Second Circuit Weighs in on Social Media, Profanity, and the NLRA

Monday, May 8, 2017

One of the fundamental protections of the National Labor Relations Act is that employers may not discipline employees for engaging in concerted activities relating to the terms and conditions of their employment.  Whether an employee has engaged in statutorily protected activity, however, is not always clear – especially when the activity involves profane or obscene conduct that would seem to cross the line in any other context.

For example, the Second Circuit Court of Appeals just considered whether an employee lost the protection of the NLRA when he took to social media in an expletive-laden rant on the eve of a union election.  The employee in the case, Perez, had worked for thirteen years as a server for a catering company, Pier Sixty, which was undergoing a tense union-organizing campaign.  Two days before the election, Perez received some directions from his supervisor that he felt were delivered in a “harsh tone” and that he viewed as further evidence of the company’s continuing disrespect for employees.
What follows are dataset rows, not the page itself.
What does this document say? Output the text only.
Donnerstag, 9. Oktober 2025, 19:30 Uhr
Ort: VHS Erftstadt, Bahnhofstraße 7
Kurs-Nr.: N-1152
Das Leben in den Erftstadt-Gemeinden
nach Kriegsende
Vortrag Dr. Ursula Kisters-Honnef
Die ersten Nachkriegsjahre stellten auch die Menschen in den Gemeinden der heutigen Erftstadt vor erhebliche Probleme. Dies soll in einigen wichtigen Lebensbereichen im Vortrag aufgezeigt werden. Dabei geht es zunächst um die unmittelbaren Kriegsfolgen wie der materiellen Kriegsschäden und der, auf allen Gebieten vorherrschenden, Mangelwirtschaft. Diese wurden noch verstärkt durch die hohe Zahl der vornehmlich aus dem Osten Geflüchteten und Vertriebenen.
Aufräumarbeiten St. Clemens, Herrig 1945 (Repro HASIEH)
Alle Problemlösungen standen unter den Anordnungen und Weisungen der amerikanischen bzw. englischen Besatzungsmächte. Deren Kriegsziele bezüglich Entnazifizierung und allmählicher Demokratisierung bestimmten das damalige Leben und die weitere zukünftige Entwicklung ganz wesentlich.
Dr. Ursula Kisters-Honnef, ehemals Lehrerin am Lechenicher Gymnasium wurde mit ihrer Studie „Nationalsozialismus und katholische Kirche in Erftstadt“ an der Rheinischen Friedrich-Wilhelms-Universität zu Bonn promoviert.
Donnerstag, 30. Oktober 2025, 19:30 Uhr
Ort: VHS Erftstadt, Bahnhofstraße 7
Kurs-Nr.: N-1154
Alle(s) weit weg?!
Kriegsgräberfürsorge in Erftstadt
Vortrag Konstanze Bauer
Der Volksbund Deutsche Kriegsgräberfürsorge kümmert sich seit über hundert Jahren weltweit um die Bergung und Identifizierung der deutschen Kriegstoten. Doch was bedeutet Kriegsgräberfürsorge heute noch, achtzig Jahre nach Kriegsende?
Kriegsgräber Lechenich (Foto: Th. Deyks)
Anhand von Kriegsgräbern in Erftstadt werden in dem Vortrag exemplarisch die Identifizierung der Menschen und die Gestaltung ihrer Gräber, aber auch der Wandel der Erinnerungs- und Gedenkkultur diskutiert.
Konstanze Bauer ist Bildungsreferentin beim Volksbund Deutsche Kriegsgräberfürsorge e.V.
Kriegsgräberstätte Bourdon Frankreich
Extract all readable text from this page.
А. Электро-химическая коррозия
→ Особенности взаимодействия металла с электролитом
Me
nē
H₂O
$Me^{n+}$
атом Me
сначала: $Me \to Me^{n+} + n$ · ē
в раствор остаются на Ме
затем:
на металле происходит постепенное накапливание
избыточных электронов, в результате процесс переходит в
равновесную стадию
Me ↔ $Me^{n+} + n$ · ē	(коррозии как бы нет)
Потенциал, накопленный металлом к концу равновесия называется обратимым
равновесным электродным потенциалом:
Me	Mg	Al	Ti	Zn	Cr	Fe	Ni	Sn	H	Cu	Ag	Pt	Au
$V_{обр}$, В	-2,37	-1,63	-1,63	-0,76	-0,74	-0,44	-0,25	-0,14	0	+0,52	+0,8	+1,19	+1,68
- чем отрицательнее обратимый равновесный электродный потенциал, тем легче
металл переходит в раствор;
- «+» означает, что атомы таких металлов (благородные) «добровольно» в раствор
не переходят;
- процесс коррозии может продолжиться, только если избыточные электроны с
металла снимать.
So, during a break, Perez commented about the incident on his Facebook page, saying: “Bob is such a NASTY MOTHER FUCKER don’t know how to talk to people!!!! Fuck his mother and his entire fucking family!!!! What a LOSER!!!! Vote YES for the UNION!!!!!!!”  After learning of the post, the company terminated Perez.

Perez filed a charge with the NLRB claiming that he was terminated for engaging in protected concerted activities and the NLRB ultimately agreed.   On a petition for review by Pier Sixty, the Second Circuit acknowledged that an employee may act in such an abusive manner that he or she loses the protection of the NLRA.  However, under a “totality of circumstances” test as applied by the NLRB in recent social media cases, the court found that the evidence supported the NLRB’s decision that Perez’s obscenity-laced post was not “so egregious as to exceed the Act’s protection.” Recognizing that social media has become a “key medium” for communication among coworkers, the court found that even though the Facebook post may have been visible to the whole world, the comments were not made in the immediate presence of customers or at a company event and were therefore distinguishable from other cases involving opprobrious “public outbursts.”  And, although Perez’s post was dominated by “vulgar attacks,” the subject matter of the post nonetheless referenced workplace concerns and was made in the context of a tense organizing campaign.  Also tilting the balance in favor of affirming the NLRB’s decision was the fact that the evidence demonstrated that profanity was common in the workplace and that Perez’s termination was the first time the company had disciplined an employee for profanity.

For employers, the lesson from this case is that context matters.  Even the Second Circuit noted that this case sat “at the outer-bounds of protected, union-related comments.”  Determining where those outer-bounds end, however, requires employers to consider an employee’s activity in light of the circumstances in which it occurs.